The reading “The Relation of Habitual Thought and Behavior to Language” by Benjamin Whorf in week 3, Whorf describes multiple occasions where a fire related accident was caused by a difference of interpretation of words. In one scenario, a barrel was labeled “empty” causing someone to believe there is absolutely nothing in it. Yet in this case, “empty” is referring to that the original content (gasoline) was no longer present, yet flammable vapors remained. This type of misinterpretation can be caused by a difference in culture and background of what someone considers, and perceives “empty”.

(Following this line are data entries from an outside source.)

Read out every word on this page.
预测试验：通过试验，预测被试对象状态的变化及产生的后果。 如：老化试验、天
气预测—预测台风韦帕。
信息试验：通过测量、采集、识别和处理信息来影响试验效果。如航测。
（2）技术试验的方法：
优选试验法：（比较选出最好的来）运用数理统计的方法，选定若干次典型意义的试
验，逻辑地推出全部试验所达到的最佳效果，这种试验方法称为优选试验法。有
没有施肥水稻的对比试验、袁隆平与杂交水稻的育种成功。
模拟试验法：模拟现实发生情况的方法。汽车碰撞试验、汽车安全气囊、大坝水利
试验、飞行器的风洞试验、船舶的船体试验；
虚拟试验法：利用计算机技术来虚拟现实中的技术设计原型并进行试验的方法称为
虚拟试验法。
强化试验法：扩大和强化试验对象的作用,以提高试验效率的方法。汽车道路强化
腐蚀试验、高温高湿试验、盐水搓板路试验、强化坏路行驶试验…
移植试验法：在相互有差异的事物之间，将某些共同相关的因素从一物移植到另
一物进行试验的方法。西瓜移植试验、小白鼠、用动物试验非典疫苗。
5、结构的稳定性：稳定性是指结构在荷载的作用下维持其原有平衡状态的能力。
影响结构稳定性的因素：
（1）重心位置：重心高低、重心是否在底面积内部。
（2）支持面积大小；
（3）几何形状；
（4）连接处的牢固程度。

2 thoughts on “Z. Wurtz – Week seven – Final Reflections

  1. Z. Wurtz,

    Your post was well-written and provided some great examples that I agree are prevalent to the systems of differences societies have erected in one form or another. To paraphrase part of your post, your mentioning of how societies develop strategies that work for them in their environment I believe really captures the idea of systems of differences in a nutshell. Drawing upon the idea of the “us” and “them”, we learn that the viewpoints of certain aspects of culture and society come as a story with two sides. Each example you provided, from the Chinese miners to Jamaican people, helps to illuminate the systems of difference created by the same situation – just dependent on whose eyes you see it from. Not only does this strongly identify the differences between the “us” and “them” in society, but also shows that among these difference, integration between cultures still exists on a global scale. Societies have learned to cope with the systems of differences we have all collectively worked to establish and it is important to harbor these examples as we delve into a greater understanding of why such systems exist.

  2. Great examples for talking about the systems of difference that we’ve encountered in the course. I’d like to add one from the week 2, from Levi-Strauss’ chapter “Recognizing Cultural Diversity”. “Because peoples who do not have the same physical appearance also have different ways of life, customs,and beliefs, it was concluded that physical differences and cultural differences were linked” (Levi-Strauss 89). This really helped me understand what exactly systems of differences meant. Then in the same week, the video “Race: The Power of Illusion”, you can see that even today these systems are still thought to be true. The students in the video figured that those of them that have different skin color must be genetically different from their fellow students, even though genetically there is very little difference. I also agree with your choice to include the example from “Life and Debt” how the Jamaicans view Jamaica as a place they want to escape, and Americans view it as paradise really enforces the idea of systems of difference.